Centroid comparison of different groups and cluster solutions. This module can compare clustering solutions with each other by matching each cluster centroid in one solution to the cluster centroid which resembles it the most in the other solution. The outcome is a set of pairs of centroids each belonging to one solution where the pairs are given in order of decreasing similarity. This module can also compare clustering solutions represented by their centroids (mean patterns) belonging to different groups.

Reference: Bergman, Magnusson and El-Khouri (2002, Chapter 5, and pp. 125-126).
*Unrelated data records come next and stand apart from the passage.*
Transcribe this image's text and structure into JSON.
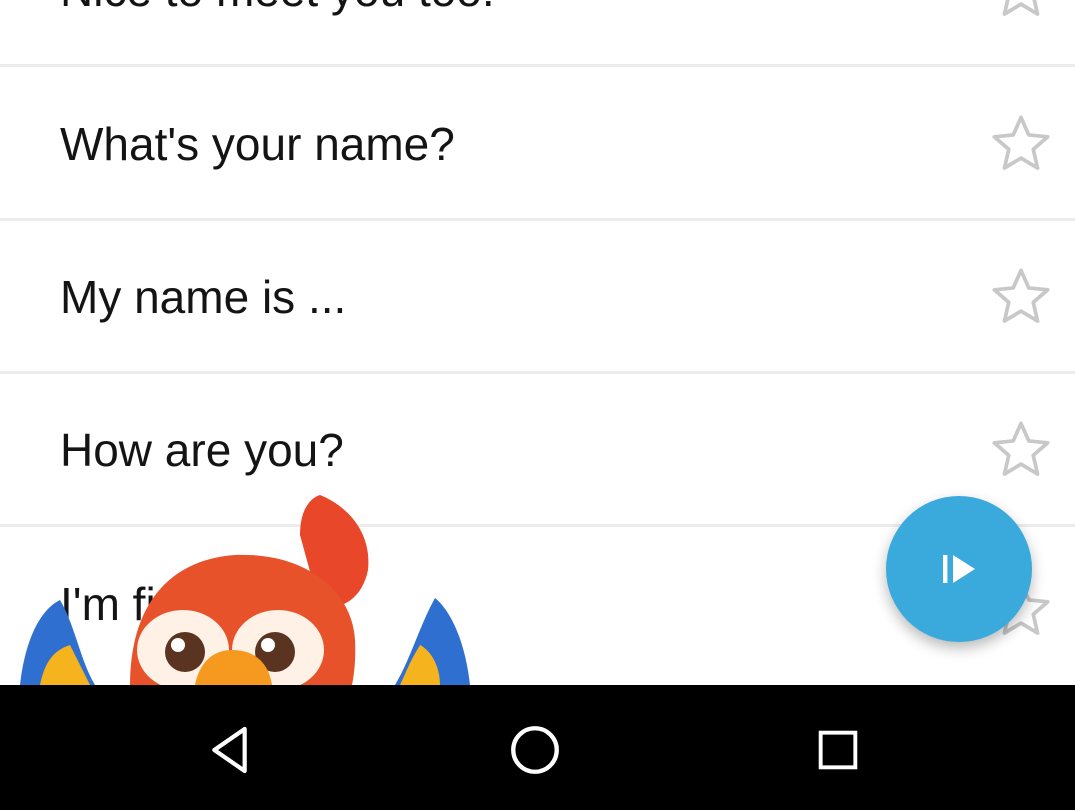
{
  "phrases": [
    {
      "text": "Nice to meet you too.",
      "icon": "star-outline-icon"
    },
    {
      "text": "What's your name?",
      "icon": "star-outline-icon"
    },
    {
      "text": "My name is ...",
      "icon": "star-outline-icon"
    },
    {
      "text": "How are you?",
      "icon": "star-outline-icon"
    },
    {
      "text": "I'm fine",
      "icon": "star-outline-icon"
    }
  ],
  "fab": {
    "icon": "play-next-icon",
    "color": "#3aa9dc"
  },
  "mascot": {
    "icon": "parrot-mascot"
  },
  "navbar": {
    "back_icon": "back-triangle-icon",
    "home_icon": "home-circle-icon",
    "recents_icon": "recents-square-icon"
  },
  "colors": {
    "accent": "#3aa9dc",
    "text": "#141414",
    "star": "#c8c8c8",
    "divider": "#ececec",
    "navbar": "#000000"
  }
}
Dense point analysis (DensePoint)

This module searches for objects with many neighbors. A dense point is defined as a case having many neighbors. If a control clustering variable is specified, the program reports the percentages of dense point neighborhoods falling into the different clusters for each explored dense point. In this case use a greater number (50-100) for the maximal number of dense points.

Time separation

Creates file where data at different time points are treated as subindividuals.

Time fusion

Recreation of complete individuals from a time separated file

References

Allen, M. J. & Yen, W. M. (2002). Introduction to Measurement Theory. Long Grove, IL: Waveland Press.

Bergman, L. R., Magnusson, D., & El-Khouri, B. M. (2002). Studying individual development in an interindividual context. A Person-oriented approach. Mahwah, New Jersey, London: Lawrence-Erlbaum Associates.

Brunner, E. & Puri, M. L. (2001). Nonparametric methods in factorial designs. Statistical Papers, 42, 1-52.

Kulle, B. (1999). Nichtparametrisches Behrens-Fisher-Problem im Mehr-Stichprobenfall. Diplomarbeit. Institut für Mathematische Stochastik der Georg-August-Universität Göttingen.

Maxwell, S. E. & Delaney, H. D. (2004). Designing experiments and analysing data. A model comparison perspective (2nd ed.). Mahwah, NJ: Lawrence Erlbaum Associates.

Vargha, A., & Delaney, H. D. (1998). The Kruskal-Wallis test and stochastic homogeneity. Journal of Educational and Behavioral Statistics, 23, 170-192.

Wilcox, R. R. (1996). Statistics for the social sciences. San Diego, New York: Academic Press.

Wilcox, R. R. (2003). Applying contemporary statistical techniques. San Diego, New York: Academic Press.